Epidemiologic transition: a key to understanding global health
by Ron LaPorte, Graduate School of Public Health, University of Pittsburgh, PA, USA
The epidemiological transition is one of the most profound theories of global health. It was published by Omran in the early 1970’s. The argument was simple but extremely persuasive. For those who read the work for the fi rst time, one does not see global health the same anymore. The concept brings together, fertility, mortality, and population growth on the front head, which is typically called the demographic transition. The second part is the epidemiologic transition where he shows in example after example that as the SES increases there is a decline in infectious diseases. With decline there is a steady increase in Non-Communicable diseases in a very systematic manner. First one sees an increase in dental cavities, then a few years later trauma. Following this diabetes; then an increase in CHD, and following this cancer. The evidence suggests that kidney disease chases after the rise in obesity and diabetes. This has been elegantly shown in almost all countries after WWII. The power of this observation is that we need to start to think about the “evolution” of diseases in populations, and systems of disease, rather than focusing on individual diseases such as Kidney, diabetes cancer. By doing this we will have much greater ability to predict the future patterns of disease. Moreover, the examination of the underlying structure will tell us as to what is the “drivers” of disease. Thus our prevention efforts will focus on multiple diseases and be much more cost effective.

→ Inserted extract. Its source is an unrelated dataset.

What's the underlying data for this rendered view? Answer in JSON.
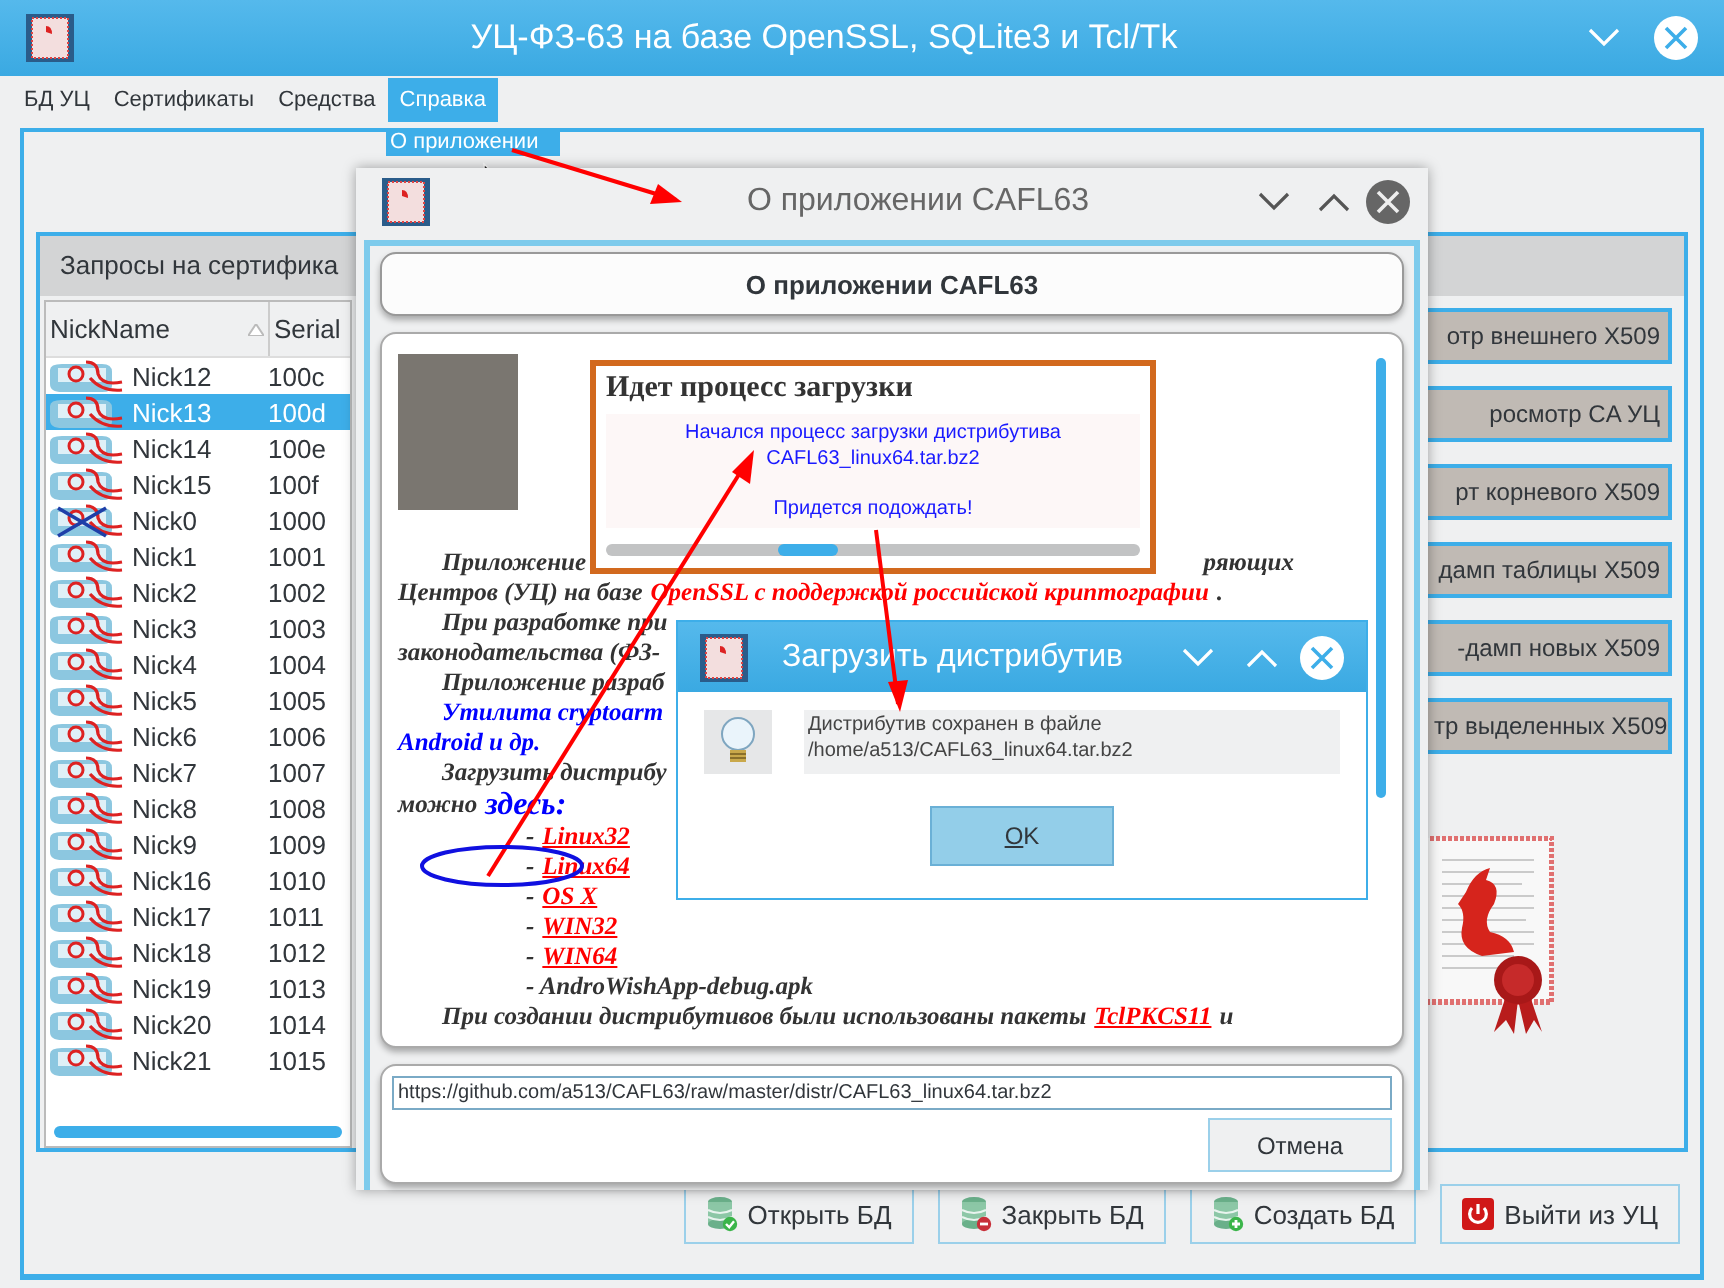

The long way to achieving tolerance in renal transplantation
by Fred Fändrich, Dept. of General and Thoracic Surgery, University of Kiel, Germany
Tolerance can still be considered the ultimate goal in transplantation medicine. Current tolerance protocols aim at achieving donor-specific tolerance by clonal deletion via mixed chimerism induction or, alternatively, via induction of peripheral tolerance by stimulating the expansion of “regulatory T-cells”. Regulatory T cells (Tregs) have reached centre-stage in immune tolerance research and their role for preventing autoimmunity or generating transplantation tolerance is now undisputed. However, little is known about their induction, biology and mechanisms of action. In order to use Tregs to approach the ultimate goal of dominant transplantation tolerance, it is of utmost importance to reliably generate donor-antigen-primed regulatory lymphocytes which are able to modify the host´s immune
response selectively in a donor-specific fashion and will sustain stable tolerance in an allogeneic setting. The major focus of this project will investigate the possibility to generate donor-derived monocytes which, upon in vitro modifi cation with M-CSF and γ-IFN, will be able to induce so-called regulatory T lymphocytes, by definition CD4+, Foxp3+, CD25+ cells after a short-term co-culturing procedure. The efficacy of these regulatory cells in a clinical tolerance study was presented.

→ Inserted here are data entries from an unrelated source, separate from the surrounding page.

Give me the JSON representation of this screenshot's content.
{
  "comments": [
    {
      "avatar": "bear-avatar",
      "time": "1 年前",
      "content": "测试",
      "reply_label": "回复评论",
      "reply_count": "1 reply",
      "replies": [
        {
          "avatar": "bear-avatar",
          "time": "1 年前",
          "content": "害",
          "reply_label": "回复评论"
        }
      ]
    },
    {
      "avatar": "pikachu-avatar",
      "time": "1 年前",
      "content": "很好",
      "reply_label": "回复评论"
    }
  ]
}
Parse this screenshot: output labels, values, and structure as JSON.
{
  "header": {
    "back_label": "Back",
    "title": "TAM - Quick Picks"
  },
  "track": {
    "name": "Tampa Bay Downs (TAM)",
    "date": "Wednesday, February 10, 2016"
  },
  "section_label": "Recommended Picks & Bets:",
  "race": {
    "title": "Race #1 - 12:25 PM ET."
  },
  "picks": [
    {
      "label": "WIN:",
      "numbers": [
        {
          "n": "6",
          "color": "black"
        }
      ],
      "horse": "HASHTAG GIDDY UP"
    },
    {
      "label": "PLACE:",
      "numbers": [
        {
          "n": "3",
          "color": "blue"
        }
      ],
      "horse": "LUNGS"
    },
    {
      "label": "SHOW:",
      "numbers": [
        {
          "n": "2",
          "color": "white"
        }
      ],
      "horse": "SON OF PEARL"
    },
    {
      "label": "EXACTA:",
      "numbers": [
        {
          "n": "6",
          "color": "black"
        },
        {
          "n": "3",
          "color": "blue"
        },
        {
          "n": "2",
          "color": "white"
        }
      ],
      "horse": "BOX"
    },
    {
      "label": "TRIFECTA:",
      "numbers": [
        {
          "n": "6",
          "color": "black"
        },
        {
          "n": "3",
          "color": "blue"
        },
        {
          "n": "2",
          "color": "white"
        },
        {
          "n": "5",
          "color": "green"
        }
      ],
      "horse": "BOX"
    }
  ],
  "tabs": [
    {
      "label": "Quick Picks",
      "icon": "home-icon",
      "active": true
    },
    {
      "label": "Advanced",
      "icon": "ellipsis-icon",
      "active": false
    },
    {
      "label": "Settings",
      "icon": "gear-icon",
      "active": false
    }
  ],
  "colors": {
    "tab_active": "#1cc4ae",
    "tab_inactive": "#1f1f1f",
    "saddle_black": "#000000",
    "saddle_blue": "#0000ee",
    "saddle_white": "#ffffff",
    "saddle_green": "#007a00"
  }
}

A new unifying hypothesis for human hypertension
by Richard Johnson, University of Florida, Gainesville, FL, USA
Essential hypertension was originally described as hypertension occurring in the absence of clinical renal disease. However, the importance of the kidney was rediscovered by Guyton and others when they showed that most hypertension involves a physiologic defect in sodium excretion. Studies by our group and others have recently demonstrated that this physiological defect likely develops from stimuli that cause renal vasoconstriction. During the initial stage the renal vasoconstriction is not associated with any structural vascular disease, and this is observed most commonly in early or borderline hypertension, is characterized
by salt-resistance, normal or only slightly depressed GFR, with relatively normal renal autoregulation. Over time renal arteriolar disease develops and which can then drive the hypertension independent of the initiating stimulus. This phase is characterized by salt-sensitivity, blunted renal autoregulation, and an increased risk for the development of microalbuminuria, albuminuria, and progressive renal disease.

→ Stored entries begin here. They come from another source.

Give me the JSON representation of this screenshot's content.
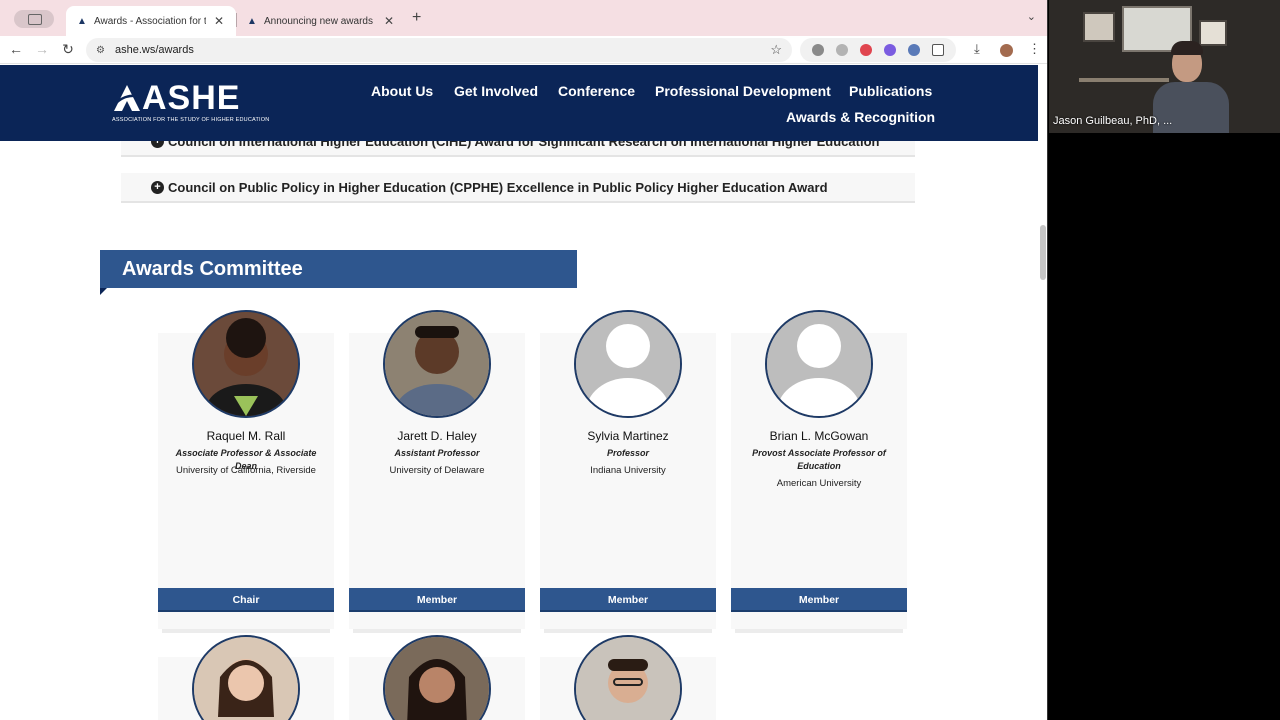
{
  "browser": {
    "tabs": [
      {
        "title": "Awards - Association for the",
        "active": true
      },
      {
        "title": "Announcing new awards and",
        "active": false
      }
    ],
    "url": "ashe.ws/awards"
  },
  "site": {
    "logo_word": "ASHE",
    "logo_sub": "ASSOCIATION FOR THE STUDY OF HIGHER EDUCATION",
    "nav": [
      "About Us",
      "Get Involved",
      "Conference",
      "Professional Development",
      "Publications",
      "Awards & Recognition"
    ]
  },
  "accordions": [
    "Council on International Higher Education (CIHE) Award for Significant Research on International Higher Education",
    "Council on Public Policy in Higher Education (CPPHE) Excellence in Public Policy Higher Education Award"
  ],
  "committee": {
    "heading": "Awards Committee",
    "members": [
      {
        "name": "Raquel M. Rall",
        "title": "Associate Professor & Associate Dean",
        "org": "University of California, Riverside",
        "role": "Chair"
      },
      {
        "name": "Jarett D. Haley",
        "title": "Assistant Professor",
        "org": "University of Delaware",
        "role": "Member"
      },
      {
        "name": "Sylvia Martinez",
        "title": "Professor",
        "org": "Indiana University",
        "role": "Member"
      },
      {
        "name": "Brian L. McGowan",
        "title": "Provost Associate Professor of Education",
        "org": "American University",
        "role": "Member"
      }
    ]
  },
  "video": {
    "participant_name": "Jason Guilbeau, PhD, ..."
  },
  "colors": {
    "header_navy": "#0b2557",
    "accent_blue": "#2e568e",
    "tabstrip_pink": "#f5dfe3"
  }
}
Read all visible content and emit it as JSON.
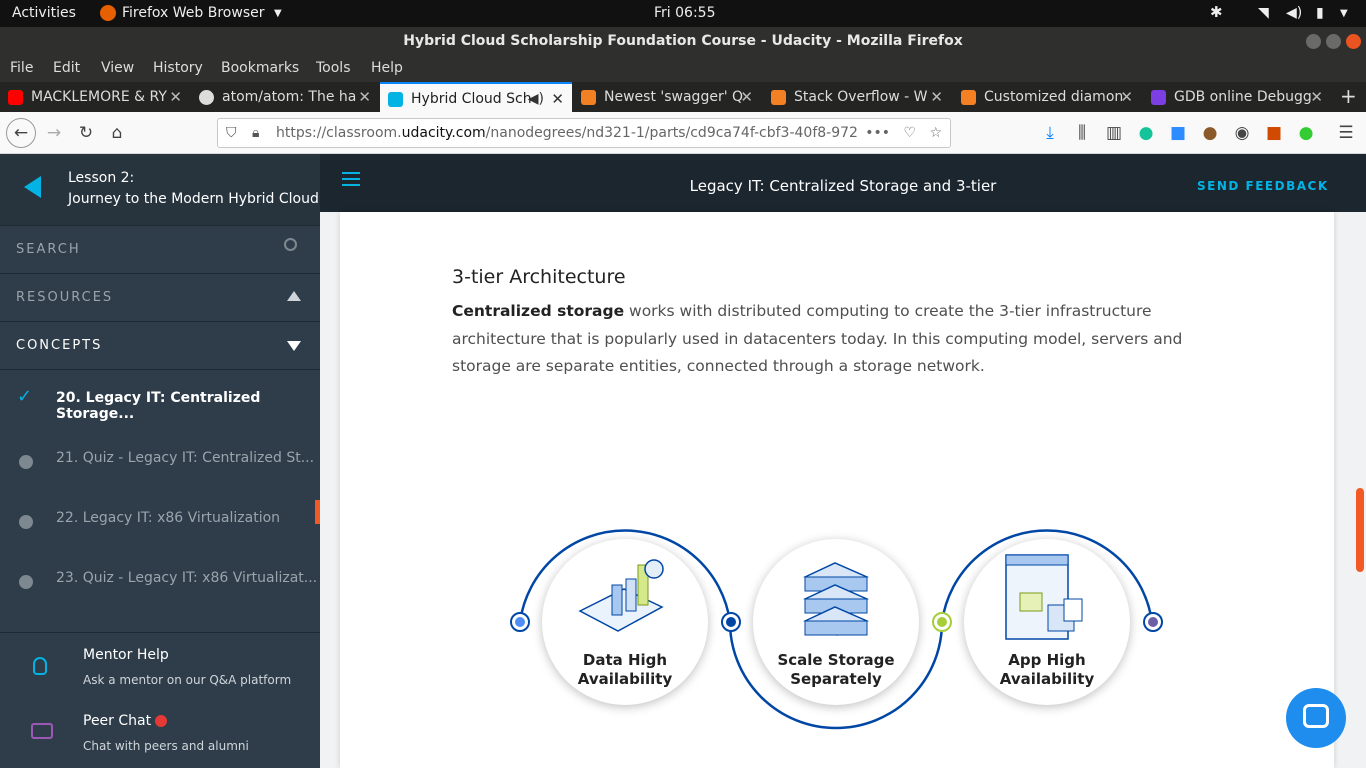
{
  "system": {
    "activities": "Activities",
    "app_name": "Firefox Web Browser",
    "clock": "Fri 06:55"
  },
  "window": {
    "title": "Hybrid Cloud Scholarship Foundation Course - Udacity - Mozilla Firefox"
  },
  "menu": [
    "File",
    "Edit",
    "View",
    "History",
    "Bookmarks",
    "Tools",
    "Help"
  ],
  "tabs": [
    {
      "label": "MACKLEMORE & RY",
      "icon_color": "#ff0000"
    },
    {
      "label": "atom/atom: The ha",
      "icon_color": "#dddddd"
    },
    {
      "label": "Hybrid Cloud Sch",
      "icon_color": "#02b3e4"
    },
    {
      "label": "Newest 'swagger' Q",
      "icon_color": "#f48024"
    },
    {
      "label": "Stack Overflow - W",
      "icon_color": "#f48024"
    },
    {
      "label": "Customized diamon",
      "icon_color": "#f48024"
    },
    {
      "label": "GDB online Debugg",
      "icon_color": "#7b3fe4"
    }
  ],
  "url": {
    "prefix": "https://classroom.",
    "domain": "udacity.com",
    "rest": "/nanodegrees/nd321-1/parts/cd9ca74f-cbf3-40f8-972"
  },
  "sidebar": {
    "lesson_num": "Lesson 2:",
    "lesson_title": "Journey to the Modern Hybrid Cloud",
    "search": "SEARCH",
    "resources": "RESOURCES",
    "concepts": "CONCEPTS",
    "items": [
      {
        "label": "20. Legacy IT: Centralized Storage...",
        "done": true
      },
      {
        "label": "21. Quiz - Legacy IT: Centralized St..."
      },
      {
        "label": "22. Legacy IT: x86 Virtualization"
      },
      {
        "label": "23. Quiz - Legacy IT: x86 Virtualizat..."
      }
    ],
    "mentor_title": "Mentor Help",
    "mentor_sub": "Ask a mentor on our Q&A platform",
    "peer_title": "Peer Chat",
    "peer_sub": "Chat with peers and alumni"
  },
  "header": {
    "title": "Legacy IT: Centralized Storage and 3-tier",
    "feedback": "SEND FEEDBACK"
  },
  "article": {
    "heading": "3-tier Architecture",
    "bold": "Centralized storage",
    "body": " works with distributed computing to create the 3-tier infrastructure architecture that is popularly used in datacenters today. In this computing model, servers and storage are separate entities, connected through a storage network."
  },
  "diagram": {
    "items": [
      {
        "line1": "Data High",
        "line2": "Availability"
      },
      {
        "line1": "Scale Storage",
        "line2": "Separately"
      },
      {
        "line1": "App High",
        "line2": "Availability"
      }
    ],
    "colors": {
      "blue": "#0047a5",
      "light_blue": "#4f8ef7",
      "green": "#a6ce39",
      "purple": "#6b5fa8"
    }
  }
}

While polygenic factors and a congenital reduction in nephron number are likely involved in this pathway, recent studies suggest neither can account for more than 20% of the cases. Rather, the epidemic increase in blood pressure, as well as metabolic syndrome and renal disease, appears to be driven by dietary changes associated with Westernization. We presented evidence that this may be due to the dramatic increase in fructose intake, resulting in a rise in serum uric acid with engagement of this pathway.